I don't talk about my husband much, I assume that people don't really want to hear about my husband or my marriage. I guess I never really thought about it. We have been married almost 25 years, doesn't seem that long. We have had some rough times and good times. Really, we are so different and were raised differently. He was raised on a farm and I was raised in an executive travelling family.
He left home at 17 to join the army. The army is still in him. He does not allow disrespect. I would call him more of an authoritarian. I am not. He is slow to forgive whereas I am too quick to forgive. He is more of a pessimist whereas I am more of an optomist.

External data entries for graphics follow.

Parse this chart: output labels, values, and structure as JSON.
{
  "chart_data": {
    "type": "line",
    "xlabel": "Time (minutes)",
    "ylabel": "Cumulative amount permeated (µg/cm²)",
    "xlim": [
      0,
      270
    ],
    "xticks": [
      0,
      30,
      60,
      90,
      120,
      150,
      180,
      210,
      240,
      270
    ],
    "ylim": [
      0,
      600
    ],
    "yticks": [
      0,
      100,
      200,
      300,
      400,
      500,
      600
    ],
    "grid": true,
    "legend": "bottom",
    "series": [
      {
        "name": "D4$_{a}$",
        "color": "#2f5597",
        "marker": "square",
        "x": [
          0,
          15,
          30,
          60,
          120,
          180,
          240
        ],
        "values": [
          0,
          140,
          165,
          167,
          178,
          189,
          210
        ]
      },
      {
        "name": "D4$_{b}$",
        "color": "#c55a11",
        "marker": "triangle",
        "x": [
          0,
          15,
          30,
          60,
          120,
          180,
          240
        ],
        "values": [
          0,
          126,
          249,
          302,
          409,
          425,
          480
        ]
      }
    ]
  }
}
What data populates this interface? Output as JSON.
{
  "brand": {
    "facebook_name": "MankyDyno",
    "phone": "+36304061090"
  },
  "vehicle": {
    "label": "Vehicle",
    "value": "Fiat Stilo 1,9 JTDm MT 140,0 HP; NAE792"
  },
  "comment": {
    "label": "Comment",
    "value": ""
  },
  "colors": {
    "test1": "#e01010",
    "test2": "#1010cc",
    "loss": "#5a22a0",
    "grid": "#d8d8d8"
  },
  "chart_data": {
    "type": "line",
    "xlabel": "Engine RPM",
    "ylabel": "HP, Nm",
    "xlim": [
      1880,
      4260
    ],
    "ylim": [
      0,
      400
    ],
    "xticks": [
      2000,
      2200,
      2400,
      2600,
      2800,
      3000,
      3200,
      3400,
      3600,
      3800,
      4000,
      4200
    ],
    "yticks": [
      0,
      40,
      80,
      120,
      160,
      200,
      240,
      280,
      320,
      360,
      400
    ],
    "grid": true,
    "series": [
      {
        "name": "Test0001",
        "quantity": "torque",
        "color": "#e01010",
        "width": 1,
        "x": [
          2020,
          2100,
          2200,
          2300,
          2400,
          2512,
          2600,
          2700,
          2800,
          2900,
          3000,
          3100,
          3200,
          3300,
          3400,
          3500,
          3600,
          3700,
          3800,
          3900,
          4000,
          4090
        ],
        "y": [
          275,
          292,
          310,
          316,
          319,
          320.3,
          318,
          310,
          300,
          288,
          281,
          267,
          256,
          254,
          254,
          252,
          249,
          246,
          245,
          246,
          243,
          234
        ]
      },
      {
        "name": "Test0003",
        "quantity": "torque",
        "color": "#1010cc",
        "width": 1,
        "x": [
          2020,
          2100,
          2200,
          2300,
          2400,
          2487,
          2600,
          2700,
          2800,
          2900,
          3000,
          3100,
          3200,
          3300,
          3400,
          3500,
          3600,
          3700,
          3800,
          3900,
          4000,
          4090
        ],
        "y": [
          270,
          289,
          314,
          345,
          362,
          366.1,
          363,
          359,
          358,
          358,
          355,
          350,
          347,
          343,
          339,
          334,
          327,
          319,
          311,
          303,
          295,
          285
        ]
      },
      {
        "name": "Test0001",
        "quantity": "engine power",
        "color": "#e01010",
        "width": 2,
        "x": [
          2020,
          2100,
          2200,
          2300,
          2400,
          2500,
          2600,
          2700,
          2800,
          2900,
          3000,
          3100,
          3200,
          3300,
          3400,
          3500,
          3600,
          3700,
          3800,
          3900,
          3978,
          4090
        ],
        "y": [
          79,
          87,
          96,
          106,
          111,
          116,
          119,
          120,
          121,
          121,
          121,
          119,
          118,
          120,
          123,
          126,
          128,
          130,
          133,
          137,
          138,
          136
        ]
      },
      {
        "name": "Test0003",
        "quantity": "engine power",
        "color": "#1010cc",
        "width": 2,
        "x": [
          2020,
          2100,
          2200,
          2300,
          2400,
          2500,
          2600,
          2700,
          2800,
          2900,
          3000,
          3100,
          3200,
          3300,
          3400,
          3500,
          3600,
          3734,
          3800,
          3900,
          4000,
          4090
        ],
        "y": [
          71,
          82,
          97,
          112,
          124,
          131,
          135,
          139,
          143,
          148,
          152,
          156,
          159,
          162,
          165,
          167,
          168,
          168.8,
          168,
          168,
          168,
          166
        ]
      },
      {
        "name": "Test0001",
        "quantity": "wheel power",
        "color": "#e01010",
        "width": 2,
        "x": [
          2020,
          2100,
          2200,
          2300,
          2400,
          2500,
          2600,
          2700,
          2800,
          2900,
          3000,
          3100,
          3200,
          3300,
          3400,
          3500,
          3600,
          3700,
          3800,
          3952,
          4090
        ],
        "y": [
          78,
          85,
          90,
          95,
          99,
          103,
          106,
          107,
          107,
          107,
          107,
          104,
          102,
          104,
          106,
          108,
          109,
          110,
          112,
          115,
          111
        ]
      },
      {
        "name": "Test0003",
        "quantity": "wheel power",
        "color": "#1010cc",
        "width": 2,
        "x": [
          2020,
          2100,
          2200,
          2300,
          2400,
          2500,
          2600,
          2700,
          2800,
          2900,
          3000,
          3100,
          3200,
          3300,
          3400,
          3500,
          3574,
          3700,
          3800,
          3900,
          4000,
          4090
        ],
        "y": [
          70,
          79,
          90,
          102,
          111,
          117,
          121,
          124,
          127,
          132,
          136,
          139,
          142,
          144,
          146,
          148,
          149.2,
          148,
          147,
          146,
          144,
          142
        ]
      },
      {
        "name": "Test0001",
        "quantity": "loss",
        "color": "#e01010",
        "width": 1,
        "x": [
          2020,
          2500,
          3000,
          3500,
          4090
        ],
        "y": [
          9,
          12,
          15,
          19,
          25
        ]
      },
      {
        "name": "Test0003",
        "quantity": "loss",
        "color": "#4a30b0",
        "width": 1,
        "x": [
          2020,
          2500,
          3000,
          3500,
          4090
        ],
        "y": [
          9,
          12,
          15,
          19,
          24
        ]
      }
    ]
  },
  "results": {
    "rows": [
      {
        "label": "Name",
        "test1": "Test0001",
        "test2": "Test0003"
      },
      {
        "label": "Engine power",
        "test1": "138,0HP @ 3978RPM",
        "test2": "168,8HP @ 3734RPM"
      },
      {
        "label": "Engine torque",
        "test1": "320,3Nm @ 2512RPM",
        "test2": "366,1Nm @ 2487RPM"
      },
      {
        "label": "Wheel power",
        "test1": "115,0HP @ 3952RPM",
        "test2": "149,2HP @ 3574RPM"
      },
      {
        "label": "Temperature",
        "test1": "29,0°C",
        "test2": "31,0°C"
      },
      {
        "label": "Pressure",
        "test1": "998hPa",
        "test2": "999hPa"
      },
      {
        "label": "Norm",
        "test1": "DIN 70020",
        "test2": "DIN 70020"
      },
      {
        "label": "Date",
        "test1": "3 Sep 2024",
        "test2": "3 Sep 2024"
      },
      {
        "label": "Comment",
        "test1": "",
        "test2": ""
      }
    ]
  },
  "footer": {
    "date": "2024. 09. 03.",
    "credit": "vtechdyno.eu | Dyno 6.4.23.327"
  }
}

He is rough, tough and sounds harsh. However, don't let that fool you. He has a huge heart, sometimes he doesn't know how to show it. I have many pictures of him holding sleeping foster babies. Now he holds his granddaughter.
He is from a time when you take care of each other, have an obligation to do so. He took care of his father for three years (even when that meant changing diapers) and allows me to take care of my mother as long as I can. He has two biological children yet he is father to 11. We have puts our dreams of an Alaska cruise on hold because of our choice to adopt. My husband will work longer than planned because of our choice to adopt Benjamin. That is OK, that was our choice. That is love.

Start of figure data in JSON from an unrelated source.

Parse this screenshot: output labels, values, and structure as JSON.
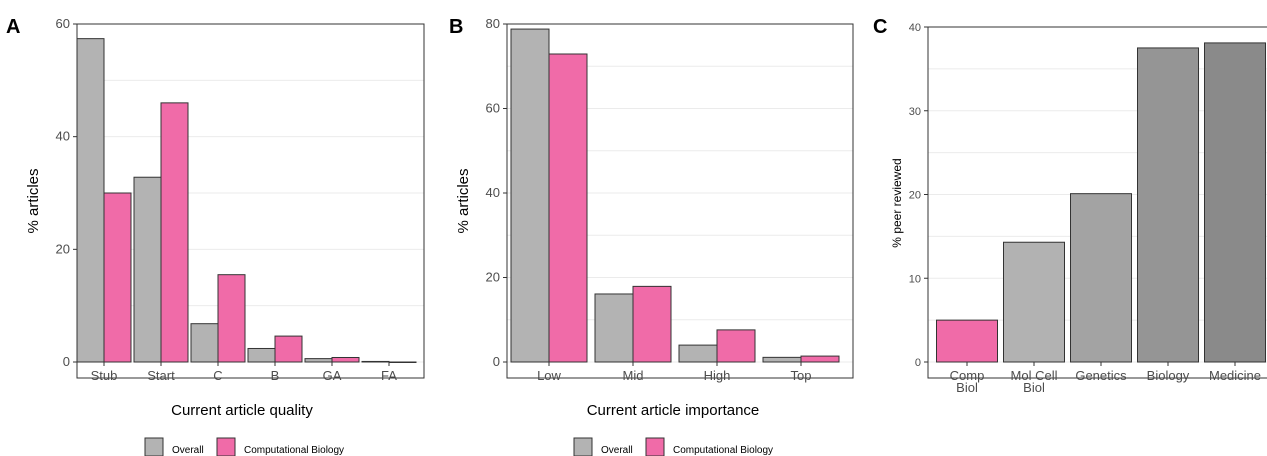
{
  "colors": {
    "overall": "#b3b3b3",
    "comp_bio": "#f06ba8",
    "c_bars": [
      "#f06ba8",
      "#b2b2b2",
      "#a3a3a3",
      "#959595",
      "#8a8a8a"
    ]
  },
  "panels": {
    "a": {
      "letter": "A"
    },
    "b": {
      "letter": "B"
    },
    "c": {
      "letter": "C"
    }
  },
  "legend": {
    "overall": "Overall",
    "comp_bio": "Computational Biology"
  },
  "chart_data": [
    {
      "type": "bar",
      "panel": "A",
      "xlabel": "Current article quality",
      "ylabel": "% articles",
      "categories": [
        "Stub",
        "Start",
        "C",
        "B",
        "GA",
        "FA"
      ],
      "series": [
        {
          "name": "Overall",
          "values": [
            57.4,
            32.8,
            6.8,
            2.4,
            0.6,
            0.1
          ]
        },
        {
          "name": "Computational Biology",
          "values": [
            30.0,
            46.0,
            15.5,
            4.6,
            0.8,
            0.0
          ]
        }
      ],
      "ylim": [
        0,
        60
      ],
      "yticks": [
        0,
        20,
        40,
        60
      ],
      "grid": true,
      "legend_position": "bottom"
    },
    {
      "type": "bar",
      "panel": "B",
      "xlabel": "Current article importance",
      "ylabel": "% articles",
      "categories": [
        "Low",
        "Mid",
        "High",
        "Top"
      ],
      "series": [
        {
          "name": "Overall",
          "values": [
            78.8,
            16.1,
            4.0,
            1.1
          ]
        },
        {
          "name": "Computational Biology",
          "values": [
            72.9,
            17.9,
            7.6,
            1.4
          ]
        }
      ],
      "ylim": [
        0,
        80
      ],
      "yticks": [
        0,
        20,
        40,
        60,
        80
      ],
      "grid": true,
      "legend_position": "bottom"
    },
    {
      "type": "bar",
      "panel": "C",
      "xlabel": "",
      "ylabel": "% peer reviewed",
      "categories": [
        "Comp\nBiol",
        "Mol Cell\nBiol",
        "Genetics",
        "Biology",
        "Medicine"
      ],
      "values": [
        5.0,
        14.3,
        20.1,
        37.5,
        38.1
      ],
      "ylim": [
        0,
        40
      ],
      "yticks": [
        0,
        10,
        20,
        30,
        40
      ],
      "grid": true
    }
  ]
}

He works hard to provide for his family and allows me to stay at home or work if I want to. For our family it has been easier to have me at home to meet the needs of all the kids. Recently I started my business and most of the business is on Saturdays. He has had to adjust to me being gone on that day. At first it was a difficult adjustment but things have settled now.
Because we are so different we see things differently. Some days we get mad at each other. Somedays we struggle to see each others sides. However, in the end we come together. We support each other. We know that our family that was formed by us needs us to be a solid unit. Needs stability. Needs love. Needs a mother and a father.
The other day he ran out for milk, he brought me back some Cherry Garcia, yes, he loves me.